Study of the carbon cycle of a hydrogen supply system over a supported Pt catalyst: methylcyclohexane–toluene–hydrogen cycle

Abstract

Owing to the importance of the carbon cycle and the universality of carbon loss in sustainable hydrogen supply systems, Pt-based catalysts were designed carefully for a reversible methylcyclohexane–toluene–hydrogen (MTH) cycle. Through adjusting the activity of the Pt species toward C–H bonds to a middle level, liquid organic hydrogen carriers (LOHCs) with higher selectivity were achieved, making the MTH cycle closer to a closed carbon cycle.

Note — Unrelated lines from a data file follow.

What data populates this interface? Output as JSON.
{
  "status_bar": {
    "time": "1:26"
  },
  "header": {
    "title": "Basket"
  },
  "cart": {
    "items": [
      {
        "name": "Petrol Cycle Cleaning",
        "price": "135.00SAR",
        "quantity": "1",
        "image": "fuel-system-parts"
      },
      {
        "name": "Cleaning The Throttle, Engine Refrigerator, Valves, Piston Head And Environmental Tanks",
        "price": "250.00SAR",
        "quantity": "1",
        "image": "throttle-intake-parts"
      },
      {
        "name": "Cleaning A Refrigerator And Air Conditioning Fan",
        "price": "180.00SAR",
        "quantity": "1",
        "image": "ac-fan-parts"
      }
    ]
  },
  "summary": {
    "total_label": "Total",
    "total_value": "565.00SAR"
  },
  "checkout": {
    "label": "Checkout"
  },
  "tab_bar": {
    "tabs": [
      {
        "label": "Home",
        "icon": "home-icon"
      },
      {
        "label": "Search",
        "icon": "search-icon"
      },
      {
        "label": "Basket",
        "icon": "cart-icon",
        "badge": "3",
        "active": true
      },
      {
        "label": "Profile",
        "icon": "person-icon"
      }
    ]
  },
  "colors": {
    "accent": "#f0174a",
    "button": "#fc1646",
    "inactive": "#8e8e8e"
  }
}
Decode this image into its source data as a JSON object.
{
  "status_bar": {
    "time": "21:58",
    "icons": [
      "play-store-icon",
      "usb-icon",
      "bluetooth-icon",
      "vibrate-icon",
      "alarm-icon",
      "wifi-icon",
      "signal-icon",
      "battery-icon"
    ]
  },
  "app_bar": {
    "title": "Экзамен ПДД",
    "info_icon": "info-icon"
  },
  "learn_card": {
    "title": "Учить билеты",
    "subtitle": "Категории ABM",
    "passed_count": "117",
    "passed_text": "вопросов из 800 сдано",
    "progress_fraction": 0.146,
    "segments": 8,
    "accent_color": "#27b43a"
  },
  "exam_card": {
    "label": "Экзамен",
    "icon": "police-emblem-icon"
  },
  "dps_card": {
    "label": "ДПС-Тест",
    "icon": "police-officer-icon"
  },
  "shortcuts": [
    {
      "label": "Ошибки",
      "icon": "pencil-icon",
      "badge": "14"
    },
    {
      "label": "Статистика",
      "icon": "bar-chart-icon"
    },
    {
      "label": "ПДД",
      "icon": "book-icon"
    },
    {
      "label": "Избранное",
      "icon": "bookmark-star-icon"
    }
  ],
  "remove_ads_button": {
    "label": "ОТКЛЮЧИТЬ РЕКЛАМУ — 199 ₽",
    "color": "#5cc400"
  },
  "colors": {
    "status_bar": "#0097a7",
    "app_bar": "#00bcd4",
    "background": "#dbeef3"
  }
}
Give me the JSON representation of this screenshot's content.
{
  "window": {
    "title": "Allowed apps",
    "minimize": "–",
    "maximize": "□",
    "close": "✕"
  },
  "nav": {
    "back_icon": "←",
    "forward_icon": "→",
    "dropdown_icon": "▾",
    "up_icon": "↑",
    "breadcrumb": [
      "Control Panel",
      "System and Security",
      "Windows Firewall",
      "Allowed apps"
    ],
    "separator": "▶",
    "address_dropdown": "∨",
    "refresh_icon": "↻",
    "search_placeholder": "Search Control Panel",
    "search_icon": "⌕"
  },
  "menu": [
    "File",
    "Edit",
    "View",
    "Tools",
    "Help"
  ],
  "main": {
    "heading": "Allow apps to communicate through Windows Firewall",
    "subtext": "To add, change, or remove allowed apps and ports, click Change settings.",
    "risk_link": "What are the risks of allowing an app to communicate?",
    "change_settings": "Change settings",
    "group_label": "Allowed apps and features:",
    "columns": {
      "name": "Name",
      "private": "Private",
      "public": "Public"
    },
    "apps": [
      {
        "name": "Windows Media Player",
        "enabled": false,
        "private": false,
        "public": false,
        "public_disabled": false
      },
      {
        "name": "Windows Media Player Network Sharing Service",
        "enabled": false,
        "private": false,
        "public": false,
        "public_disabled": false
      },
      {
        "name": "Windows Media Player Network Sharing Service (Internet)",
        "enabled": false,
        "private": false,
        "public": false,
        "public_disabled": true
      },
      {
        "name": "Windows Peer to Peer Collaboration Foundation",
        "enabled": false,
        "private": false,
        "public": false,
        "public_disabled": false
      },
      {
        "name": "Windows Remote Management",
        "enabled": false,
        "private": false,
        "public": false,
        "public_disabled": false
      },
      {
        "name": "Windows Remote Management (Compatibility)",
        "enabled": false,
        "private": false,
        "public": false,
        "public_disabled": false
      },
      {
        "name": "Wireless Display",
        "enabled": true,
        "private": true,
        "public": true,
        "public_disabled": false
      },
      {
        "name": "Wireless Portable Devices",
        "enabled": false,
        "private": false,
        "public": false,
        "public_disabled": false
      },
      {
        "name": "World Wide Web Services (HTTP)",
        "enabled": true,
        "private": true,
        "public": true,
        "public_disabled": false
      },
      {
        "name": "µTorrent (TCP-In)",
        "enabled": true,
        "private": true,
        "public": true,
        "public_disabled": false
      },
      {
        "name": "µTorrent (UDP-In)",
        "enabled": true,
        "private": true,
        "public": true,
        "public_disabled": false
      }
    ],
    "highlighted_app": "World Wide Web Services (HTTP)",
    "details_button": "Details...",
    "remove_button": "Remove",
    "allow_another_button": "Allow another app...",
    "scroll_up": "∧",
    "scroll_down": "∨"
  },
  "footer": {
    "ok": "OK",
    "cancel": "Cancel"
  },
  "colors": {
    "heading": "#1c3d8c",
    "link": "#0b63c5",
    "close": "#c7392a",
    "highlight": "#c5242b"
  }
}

Specifically, in the hydrogen generation process, we tried to enhance coking resistance as well as inhibit side-reactions such as disproportionation, de-alkylation and hydro-isomerization via Cu doping in Pt/S-1. Experimentally, the selectivities of H₂-rich and H₂-lean LOHCs in the MTH cycle reached 99.9% with almost coke free during these two processes. Moreover, Pt-based catalysts exhibited excellent activity and durability in catalyzing the MTH cycle. The hydrogen release rate reached 445.3 mmol g_Pt⁻¹ min⁻¹ with 92.26% methylcyclohexane (MCH) conversion and a hydrogen storage rate of 1271 mmol g_Pt⁻¹ min⁻¹ was achieved with greater than 99.9% toluene conversion. Finally, through further investigating the geometric configuration and electronic environment of the Cu and Pt species, we found that the Pt was co-located and interacted with the Cu by forming an alloy. Moreover, the unique electron structure of the Cu–Pt alloy facilitated electron transfer from the Pt to the Cu, decreasing the electron density of the Pt. As a consequence, over-dehydrogenation and hydrogenolysis in the MTH cycle were inhibited.